For graphic ideas I go through books and magazines and sometimes the internet, though that is kind of like going to the library without a plan. I know I need to see a picture of the Mayan calendar stone and learn a little more about the cycle's end, and I'm always looking for cool lettering to use on the t-shirt. So I will sort through the art books and fill my brain with images. That's another part of my creative process that helps to firm up the ideas.

Sometimes people give me random ideas or items that seem Jell-O-like to them but usually this is far too early for most people to start thinking about it. It's also too early to get worried about it, so I trust my process even though right now it is unfocused and not productive. It will happen.

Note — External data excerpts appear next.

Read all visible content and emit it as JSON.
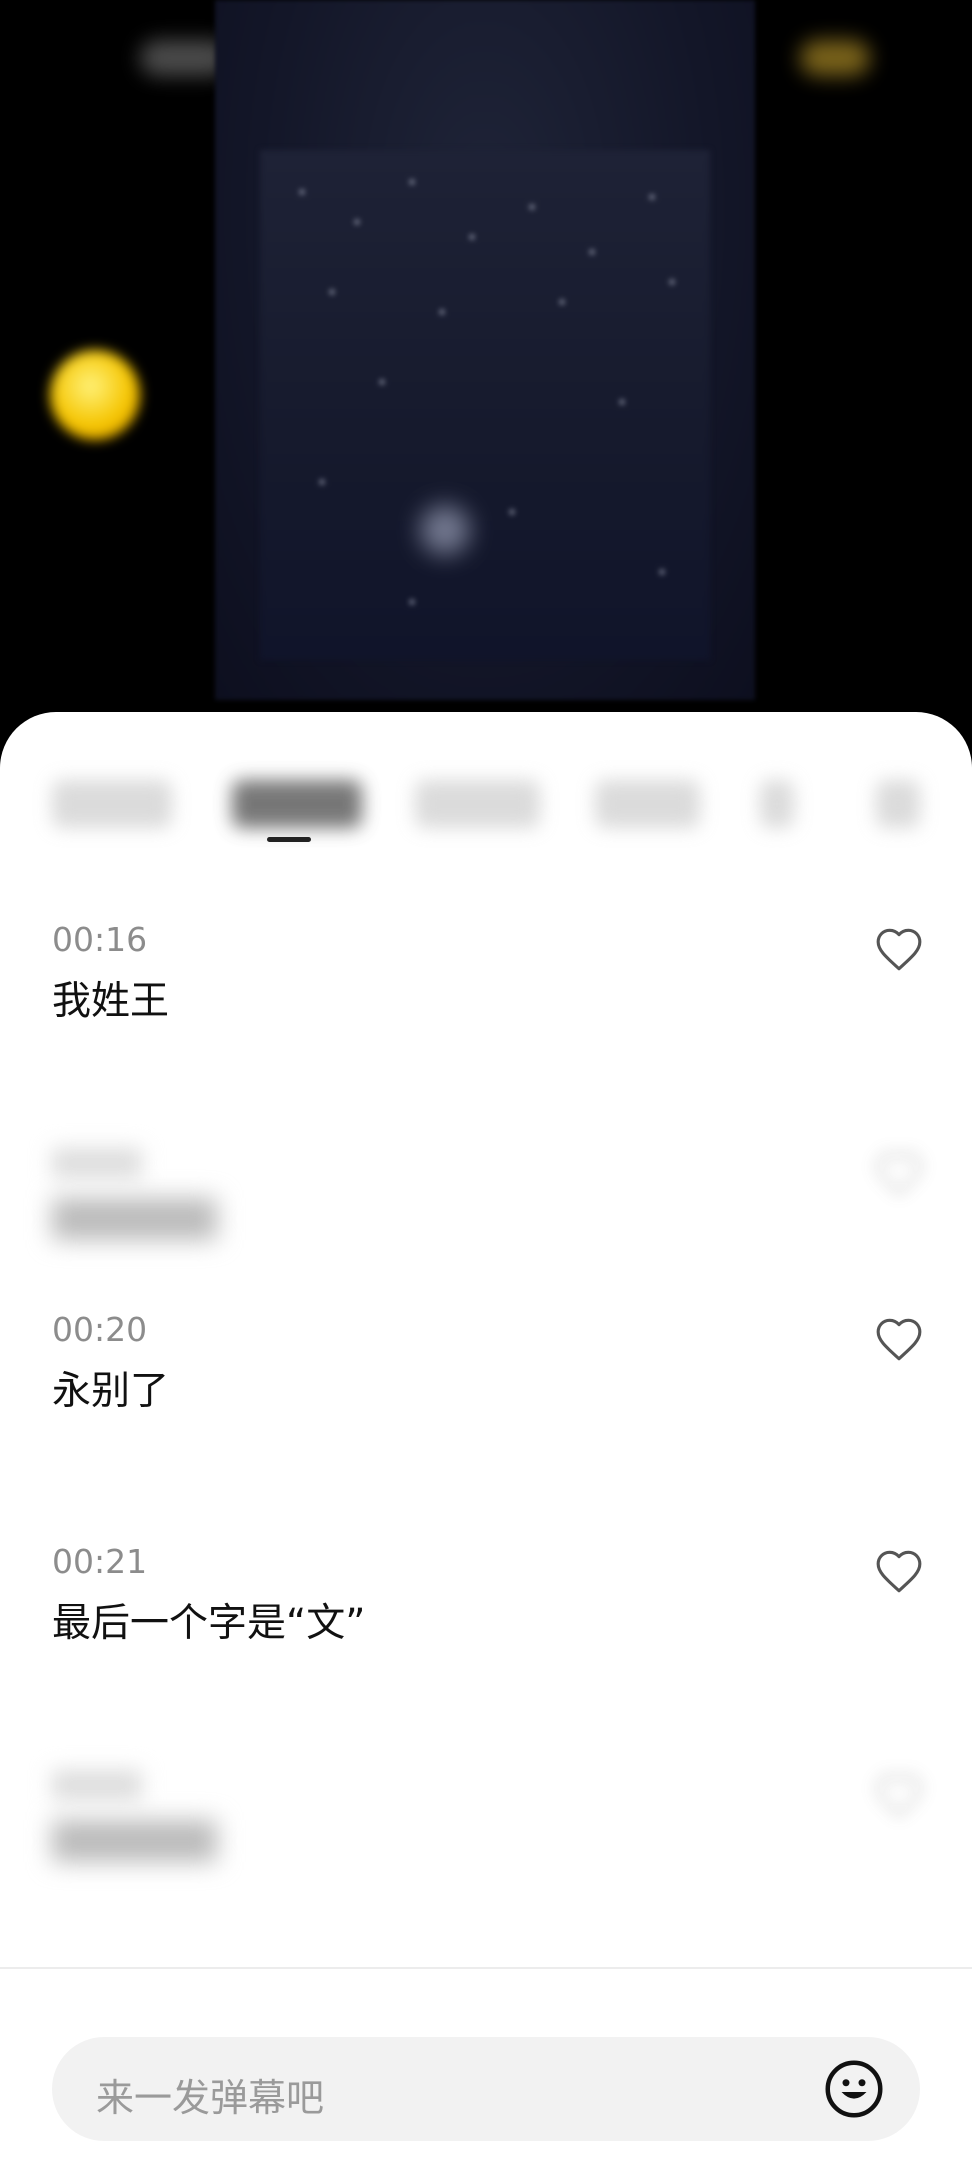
{
  "danmaku_list": {
    "items": [
      {
        "time": "00:16",
        "text": "我姓王",
        "like_icon": "heart-icon"
      },
      {
        "time": "",
        "text": "",
        "like_icon": "heart-icon"
      },
      {
        "time": "00:20",
        "text": "永别了",
        "like_icon": "heart-icon"
      },
      {
        "time": "00:21",
        "text": "最后一个字是“文”",
        "like_icon": "heart-icon"
      },
      {
        "time": "",
        "text": "",
        "like_icon": "heart-icon"
      }
    ]
  },
  "input_bar": {
    "placeholder": "来一发弹幕吧",
    "emoji_icon": "smiley-icon"
  },
  "colors": {
    "accent": "#222222",
    "sheet_background": "#ffffff",
    "input_background": "#f2f2f2"
  }
}
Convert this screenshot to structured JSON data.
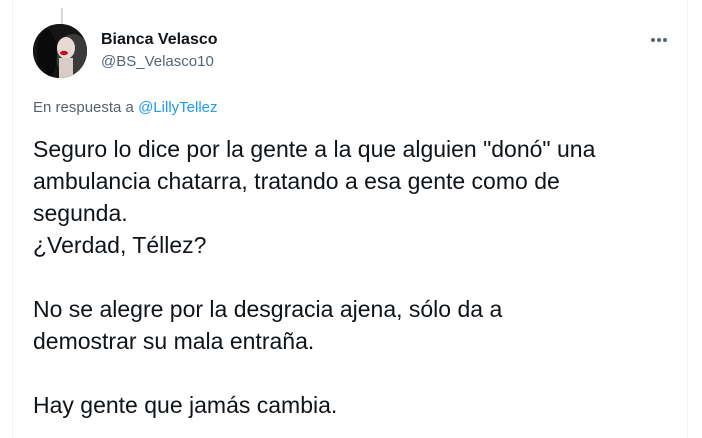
{
  "author": {
    "name": "Bianca Velasco",
    "handle": "@BS_Velasco10",
    "avatar_icon": "profile-photo"
  },
  "menu": {
    "icon": "more-horizontal-icon"
  },
  "reply": {
    "prefix": "En respuesta a",
    "mention": "@LillyTellez"
  },
  "tweet": {
    "lines": [
      "Seguro lo dice por la gente a la que alguien \"donó\" una",
      "ambulancia chatarra, tratando a esa gente como de",
      "segunda.",
      "¿Verdad, Téllez?",
      "",
      "No se alegre por la desgracia ajena, sólo da a",
      "demostrar su mala entraña.",
      "",
      "Hay gente que jamás cambia."
    ]
  },
  "colors": {
    "text": "#0f1419",
    "secondary": "#536471",
    "link": "#1d9bf0",
    "border": "#eff3f4"
  }
}
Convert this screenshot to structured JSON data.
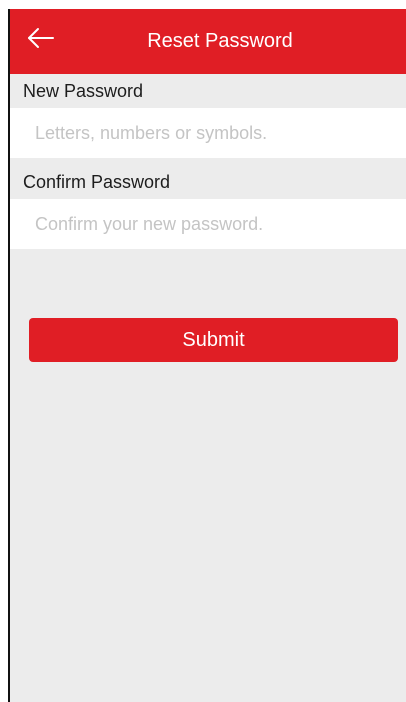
{
  "header": {
    "back_icon": "arrow-left-icon",
    "title": "Reset Password"
  },
  "form": {
    "new_password": {
      "label": "New Password",
      "value": "",
      "placeholder": "Letters, numbers or symbols."
    },
    "confirm_password": {
      "label": "Confirm Password",
      "value": "",
      "placeholder": "Confirm your new password."
    },
    "submit_label": "Submit"
  },
  "colors": {
    "accent": "#e01e25",
    "background": "#ececec",
    "field_background": "#ffffff",
    "placeholder": "#c4c4c4"
  }
}
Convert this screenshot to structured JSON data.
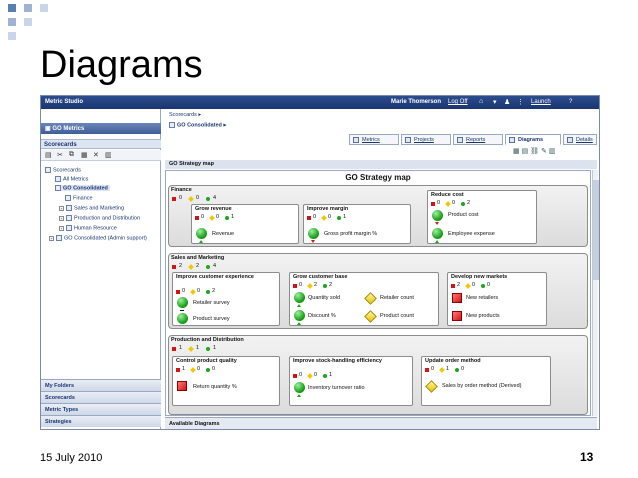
{
  "slide": {
    "title": "Diagrams",
    "date": "15 July 2010",
    "page": "13"
  },
  "app": {
    "name": "Metric Studio",
    "user": "Marie Thomerson",
    "logoff": "Log Off",
    "toolbar_right": [
      "Launch",
      "?"
    ]
  },
  "left_panel": {
    "header": "GO Metrics",
    "section": "Scorecards",
    "tree": [
      {
        "label": "Scorecards"
      },
      {
        "label": "All Metrics"
      },
      {
        "label": "GO Consolidated"
      },
      {
        "label": "Finance"
      },
      {
        "label": "Sales and Marketing"
      },
      {
        "label": "Production and Distribution"
      },
      {
        "label": "Human Resource"
      },
      {
        "label": "GO Consolidated (Admin support)"
      }
    ],
    "bottom_tabs": [
      "My Folders",
      "Scorecards",
      "Metric Types",
      "Strategies"
    ]
  },
  "main": {
    "breadcrumb": "Scorecards",
    "current": "GO Consolidated",
    "tabs": [
      "Metrics",
      "Projects",
      "Reports",
      "Diagrams",
      "Details"
    ],
    "active_tab": "Diagrams",
    "panel_title": "GO Strategy map",
    "map_title": "GO Strategy map",
    "footer": "Available Diagrams"
  },
  "strategy_map": {
    "finance": {
      "name": "Finance",
      "counts": [
        "0",
        "0",
        "4"
      ],
      "boxes": {
        "grow_revenue": {
          "title": "Grow revenue",
          "counts": [
            "0",
            "0",
            "1"
          ],
          "kpis": [
            "Revenue"
          ]
        },
        "improve_margin": {
          "title": "Improve margin",
          "counts": [
            "0",
            "0",
            "1"
          ],
          "kpis": [
            "Gross profit margin %"
          ]
        },
        "reduce_cost": {
          "title": "Reduce cost",
          "counts": [
            "0",
            "0",
            "2"
          ],
          "kpis": [
            "Product cost",
            "Employee expense"
          ]
        }
      }
    },
    "sales": {
      "name": "Sales and Marketing",
      "counts": [
        "2",
        "2",
        "4"
      ],
      "boxes": {
        "improve_cx": {
          "title": "Improve customer experience",
          "counts": [
            "0",
            "0",
            "2"
          ],
          "kpis": [
            "Retailer survey",
            "Product survey"
          ]
        },
        "grow_base": {
          "title": "Grow customer base",
          "counts": [
            "0",
            "2",
            "2"
          ],
          "kpis": [
            "Quantity sold",
            "Retailer count",
            "Discount %",
            "Product count"
          ]
        },
        "new_markets": {
          "title": "Develop new markets",
          "counts": [
            "2",
            "0",
            "0"
          ],
          "kpis": [
            "New retailers",
            "New products"
          ]
        }
      }
    },
    "production": {
      "name": "Production and Distribution",
      "counts": [
        "1",
        "1",
        "1"
      ],
      "boxes": {
        "quality": {
          "title": "Control product quality",
          "counts": [
            "1",
            "0",
            "0"
          ],
          "kpis": [
            "Return quantity %"
          ]
        },
        "stock": {
          "title": "Improve stock-handling efficiency",
          "counts": [
            "0",
            "0",
            "1"
          ],
          "kpis": [
            "Inventory turnover ratio"
          ]
        },
        "order": {
          "title": "Update order method",
          "counts": [
            "0",
            "1",
            "0"
          ],
          "kpis": [
            "Sales by order method (Derived)"
          ]
        }
      }
    }
  },
  "colors": {
    "accent": "#1b3570",
    "red": "#d41414",
    "yellow": "#f0c800",
    "green": "#1ea51e"
  }
}
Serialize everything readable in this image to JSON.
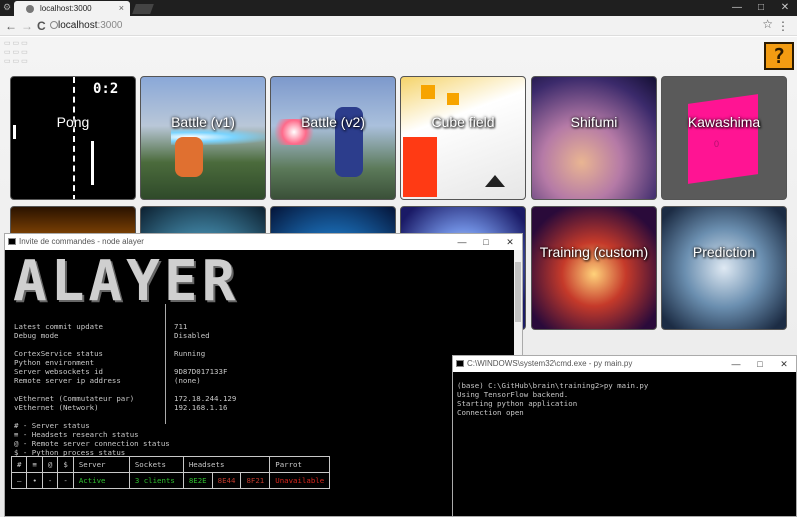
{
  "browser": {
    "tab_title": "localhost:3000",
    "tab_close": "×",
    "url_host": "localhost",
    "url_port": ":3000",
    "back": "←",
    "forward": "→",
    "reload": "C",
    "star": "☆",
    "menu": "⋮",
    "win_min": "—",
    "win_max": "□",
    "win_close": "✕"
  },
  "page": {
    "question_block": "?",
    "tiles": [
      {
        "label": "Pong"
      },
      {
        "label": "Battle (v1)"
      },
      {
        "label": "Battle (v2)"
      },
      {
        "label": "Cube field"
      },
      {
        "label": "Shifumi"
      },
      {
        "label": "Kawashima"
      },
      {
        "label": ""
      },
      {
        "label": ""
      },
      {
        "label": ""
      },
      {
        "label": ""
      },
      {
        "label": "Training (custom)"
      },
      {
        "label": "Prediction"
      }
    ],
    "pong_score": "0:2",
    "kawashima_face": "0"
  },
  "cmd1": {
    "title": "Invite de commandes - node  alayer",
    "logo": "ALAYER",
    "rows": [
      {
        "k": "Latest commit update",
        "v": "711"
      },
      {
        "k": "Debug mode",
        "v": "Disabled"
      },
      {
        "k": "CortexService status",
        "v": "Running"
      },
      {
        "k": "Python environment",
        "v": ""
      },
      {
        "k": "Server websockets id",
        "v": "9D87D017133F"
      },
      {
        "k": "Remote server ip address",
        "v": "(none)"
      },
      {
        "k": "vEthernet (Commutateur par)",
        "v": "172.18.244.129"
      },
      {
        "k": "vEthernet (Network)",
        "v": "192.168.1.16"
      }
    ],
    "legend": [
      "# - Server status",
      "≡ - Headsets research status",
      "@ - Remote server connection status",
      "$ - Python process status"
    ],
    "table_headers": [
      "#",
      "≡",
      "@",
      "$",
      "Server",
      "Sockets",
      "Headsets",
      "Parrot"
    ],
    "table_row": [
      "—",
      "•",
      "-",
      "-",
      "Active",
      "3 clients",
      "8E2E",
      "8E44",
      "8F21",
      "Unavailable"
    ]
  },
  "cmd2": {
    "title": "C:\\WINDOWS\\system32\\cmd.exe - py  main.py",
    "lines": [
      "(base) C:\\GitHub\\brain\\training2>py main.py",
      "Using TensorFlow backend.",
      "Starting python application",
      "Connection open"
    ]
  },
  "colors": {
    "active_green": "#2fbf2f",
    "headset_red": "#c0392b",
    "unavailable_red": "#d9261c"
  }
}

Usually I do spend a second or two thinking I won't do any Jell-O this year. Thinking I might do the miniature model of the Jell-O Art Museum is like that...it won't actually require very much Jell-O, and I have about 25 pounds of it. I know I don't want to do a giant thing like I did last year, or a lot of small things like I did the year before, and the year before that. It is always a fallback to just bring some objects from the past shows and call it a display...but that wouldn't be all that satisfying for the artist struggling to express.

So, thinking about it and playing around with a jar of gelatin. Hope you are too.